Leyendo el pasado lunes 3 de febrero un artículo del Señor Dagoberto Tejeda Ortiz en este mismo medio, llegan a mis recuerdos el carnaval vegano de mi niñez y adolescencia.

Él, gran investigador, sociólogo  y folclorista, no se limita a simples investigaciones históricas, sino que va más lejos documentándose y avalándose de investigadores locales de la ciudad de La Vega. Eso es ser un gran profesional del área y serio.

Soy vegana, pero nunca me he visto seducida por ir a ver el carnaval. No me “aloca” ese gran entusiasmo que ataca histéricamente a las personas por ir a verlo. Incluso,  creo que la publicidad ha ido tan lejos como decir que es el carnaval más importante de América, olvidando el de Río y otros más. Me parece que está muy bien el impulsarlo y sí, he ido cuando están los preparativos para el inicio del mismo. Antes de eso, las calles se vuelven un caos, por la instalación de  las tarimas, las cuales parece, pues no estoy segura, las llaman “cuevas”.

Eso sí, la competencia es grande de las firmas comerciales, sobre todo las licoreras. Ellas patrocinan  los vestuarios y máscaras, valorados en cientos de miles de pesos, porque no sé si llegan al millón. Las excursiones desde aquí, Santo Domingo y de otros puntos del país son promovidas con antelación y sus organizadores ofrecen de todo lo que les incluye el vivir esa experiencia.

No soy ni investigadora, ni folclorista, solo soy una espectadora pasiva y a distancia, pero lo que he visto, no me dice nada. En mi niñez, mi papá me llevaba al Parque Duarte que era el único punto de reunión de los “diablos cojuelos”. Yo les tenía terror, no por las máscaras, sino por los vejigazos que daban. Decían, no estoy segura, que las vejigas estaban hechas de gomas de tubo de carros, rellenas de piedras y forradas con un hermoso paño de tela, generalmente raso o charme.

Todo evoluciona, cambia. No sé cuándo vino el cambio de las máscaras, porque en mi tiempo, no eran así. Había variedad. Ahora todas son idénticas, es más, hasta las de Bonao son igualitas. La diferencia que veo es el color, los trajes por igual, varían en la combinación de los colores, pero los veo todos idénticos.

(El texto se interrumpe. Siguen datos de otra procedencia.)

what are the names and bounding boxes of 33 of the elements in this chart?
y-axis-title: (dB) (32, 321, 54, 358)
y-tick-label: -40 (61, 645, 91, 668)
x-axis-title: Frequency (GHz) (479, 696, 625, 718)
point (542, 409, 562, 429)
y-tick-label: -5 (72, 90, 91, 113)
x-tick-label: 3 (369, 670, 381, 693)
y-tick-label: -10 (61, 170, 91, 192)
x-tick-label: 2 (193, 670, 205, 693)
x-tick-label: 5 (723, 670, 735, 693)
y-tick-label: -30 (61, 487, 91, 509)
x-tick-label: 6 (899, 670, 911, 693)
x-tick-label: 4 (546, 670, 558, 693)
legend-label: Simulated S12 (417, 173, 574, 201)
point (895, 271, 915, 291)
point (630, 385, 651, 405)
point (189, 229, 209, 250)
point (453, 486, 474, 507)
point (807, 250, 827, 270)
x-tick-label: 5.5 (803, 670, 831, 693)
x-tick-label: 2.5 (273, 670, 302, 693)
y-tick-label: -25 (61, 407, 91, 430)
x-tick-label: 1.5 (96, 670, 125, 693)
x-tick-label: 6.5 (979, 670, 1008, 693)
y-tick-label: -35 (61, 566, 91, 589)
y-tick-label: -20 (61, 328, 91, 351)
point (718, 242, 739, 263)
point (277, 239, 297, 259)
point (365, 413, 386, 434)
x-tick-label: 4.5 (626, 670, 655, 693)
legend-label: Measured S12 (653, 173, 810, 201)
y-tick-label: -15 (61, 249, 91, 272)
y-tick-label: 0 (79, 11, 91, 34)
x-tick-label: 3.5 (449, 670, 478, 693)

Antes había menos ostentación, más creatividad y era una fiesta más popular y local. Ahora el dinero y el consumismo ha corroído el carnaval vegano. La competencia comercial y económica se tragó la espontaneidad y la sencillez.

Me alegro porque La Vega ha conseguido un espacio en el país, incluso como atractivo turístico en febrero, pero ¿qué pasa en los otros once meses del año?

De lo que sí estoy segura es que dejó de ser llamada “la culta y olímpica ciudad de La Vega”, para convertirse en “la ciudad del carnaval”.